Defining mechanisms of genetic risk for pulmonary fibrosis. In collaboration with Drs. Timothy Blackwell, James Loyd and John Phillips at Vanderbilt, and other collaborators around the US, we utilize next-generation sequencing technologies to discover genes and genetic variants that contribute to risk for Idiopathic pulmonary fibrosis and other interstitial lung diseases.
Molecular mechanisms related to short-telomere associated pulmonary fibrosis. Work from our group and others has demonstrated that mutations in genes related to telomere biology are among the most commonly found in patients with pulmonary fibrosis. Using primary cell and animal models, we are investigating the mechanisms through which telomerase mutations and telomere dysfunction initiate and promote the development of pulmonary fibrosis.
Mechanisms of disease initiation and propagation in pulmonary fibrosis. In collaboration with Dr. Nicholas Banovich at the Translational Genomics Research Institute and Dr. Simon Mallal from the Vanderbilt Genetics Institute, we are utilizing single-cell technologies to determine the mechanisms and mediators of the early pathogenesis of pulmonary fibrosis.

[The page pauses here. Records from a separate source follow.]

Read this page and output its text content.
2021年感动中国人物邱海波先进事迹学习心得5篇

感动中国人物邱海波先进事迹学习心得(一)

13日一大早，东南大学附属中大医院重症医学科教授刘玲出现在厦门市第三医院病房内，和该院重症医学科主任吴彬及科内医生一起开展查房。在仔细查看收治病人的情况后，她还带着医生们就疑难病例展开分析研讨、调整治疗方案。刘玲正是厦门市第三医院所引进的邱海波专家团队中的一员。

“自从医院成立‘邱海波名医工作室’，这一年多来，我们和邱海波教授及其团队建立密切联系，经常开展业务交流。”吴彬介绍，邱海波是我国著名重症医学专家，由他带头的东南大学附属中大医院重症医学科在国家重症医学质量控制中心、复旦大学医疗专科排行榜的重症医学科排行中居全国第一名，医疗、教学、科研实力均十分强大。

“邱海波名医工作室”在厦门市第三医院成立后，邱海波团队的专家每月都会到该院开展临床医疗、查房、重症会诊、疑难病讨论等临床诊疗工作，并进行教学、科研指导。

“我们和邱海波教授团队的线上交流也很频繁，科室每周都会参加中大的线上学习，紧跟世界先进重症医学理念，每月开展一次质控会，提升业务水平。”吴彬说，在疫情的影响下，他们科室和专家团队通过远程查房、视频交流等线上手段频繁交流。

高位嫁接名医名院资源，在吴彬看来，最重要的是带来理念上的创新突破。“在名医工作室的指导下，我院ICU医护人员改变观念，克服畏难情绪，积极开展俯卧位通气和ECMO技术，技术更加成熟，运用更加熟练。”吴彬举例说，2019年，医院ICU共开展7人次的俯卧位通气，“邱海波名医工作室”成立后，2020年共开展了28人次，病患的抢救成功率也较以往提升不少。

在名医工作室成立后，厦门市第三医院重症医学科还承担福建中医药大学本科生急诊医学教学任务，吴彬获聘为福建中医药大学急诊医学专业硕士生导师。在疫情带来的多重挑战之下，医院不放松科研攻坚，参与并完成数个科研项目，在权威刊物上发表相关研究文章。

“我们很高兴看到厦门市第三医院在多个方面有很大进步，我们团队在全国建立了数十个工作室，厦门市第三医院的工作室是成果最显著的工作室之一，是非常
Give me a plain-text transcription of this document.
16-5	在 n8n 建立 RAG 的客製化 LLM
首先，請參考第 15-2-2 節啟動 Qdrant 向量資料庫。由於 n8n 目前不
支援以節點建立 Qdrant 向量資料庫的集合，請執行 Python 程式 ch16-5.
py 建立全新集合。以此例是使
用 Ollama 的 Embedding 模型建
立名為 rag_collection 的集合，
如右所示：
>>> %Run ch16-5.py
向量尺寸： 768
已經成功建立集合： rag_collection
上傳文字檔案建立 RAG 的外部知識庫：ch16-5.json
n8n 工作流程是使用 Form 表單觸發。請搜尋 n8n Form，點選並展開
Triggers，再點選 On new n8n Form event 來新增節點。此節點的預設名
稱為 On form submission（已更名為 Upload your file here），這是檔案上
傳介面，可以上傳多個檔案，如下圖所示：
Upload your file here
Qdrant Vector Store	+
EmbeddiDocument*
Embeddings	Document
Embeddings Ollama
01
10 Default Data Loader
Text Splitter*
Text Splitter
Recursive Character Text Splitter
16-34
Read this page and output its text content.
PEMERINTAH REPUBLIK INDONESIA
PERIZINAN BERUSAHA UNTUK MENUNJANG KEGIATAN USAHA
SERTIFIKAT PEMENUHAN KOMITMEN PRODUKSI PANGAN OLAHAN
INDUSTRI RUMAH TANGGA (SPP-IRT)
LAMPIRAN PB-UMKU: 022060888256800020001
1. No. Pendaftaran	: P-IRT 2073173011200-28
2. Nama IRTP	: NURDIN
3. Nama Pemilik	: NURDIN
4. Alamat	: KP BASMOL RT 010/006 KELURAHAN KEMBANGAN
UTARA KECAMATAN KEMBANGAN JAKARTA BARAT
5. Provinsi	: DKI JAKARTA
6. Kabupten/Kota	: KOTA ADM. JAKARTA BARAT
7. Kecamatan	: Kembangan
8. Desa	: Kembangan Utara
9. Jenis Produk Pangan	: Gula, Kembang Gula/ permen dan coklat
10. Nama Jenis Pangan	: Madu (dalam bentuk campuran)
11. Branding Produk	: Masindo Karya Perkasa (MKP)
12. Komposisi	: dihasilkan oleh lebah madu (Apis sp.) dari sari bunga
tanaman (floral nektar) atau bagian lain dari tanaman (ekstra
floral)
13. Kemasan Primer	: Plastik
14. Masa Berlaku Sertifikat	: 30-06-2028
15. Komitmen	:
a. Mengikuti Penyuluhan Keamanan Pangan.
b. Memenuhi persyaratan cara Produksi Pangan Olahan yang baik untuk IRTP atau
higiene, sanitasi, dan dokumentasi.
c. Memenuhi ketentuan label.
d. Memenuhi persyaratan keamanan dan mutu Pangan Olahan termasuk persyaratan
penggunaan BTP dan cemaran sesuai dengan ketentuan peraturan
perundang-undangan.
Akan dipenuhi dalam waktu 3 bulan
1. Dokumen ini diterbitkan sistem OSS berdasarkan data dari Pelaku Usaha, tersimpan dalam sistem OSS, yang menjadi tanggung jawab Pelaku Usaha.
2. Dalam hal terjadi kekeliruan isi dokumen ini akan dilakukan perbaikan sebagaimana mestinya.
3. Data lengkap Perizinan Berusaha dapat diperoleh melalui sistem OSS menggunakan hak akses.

A Phase Ib Trial of antiherpesvirus treatment in patients with Idiopathic Pulmonary Fibrosis. This Phase I randomized clinical trial is aimed at determining the safety and tolerability of valganciclovir added on to standard treatment in patients with a history of EBV or CMV infection. NCT02871401
Finding a pulmonary fibrosis gene. Directed by Dr. James Loyd, enrollment in the Vanderbilt pulmonary fibrosis registry is open to patients with pulmonary fibrosis or other interstitial lung diseases and their family members.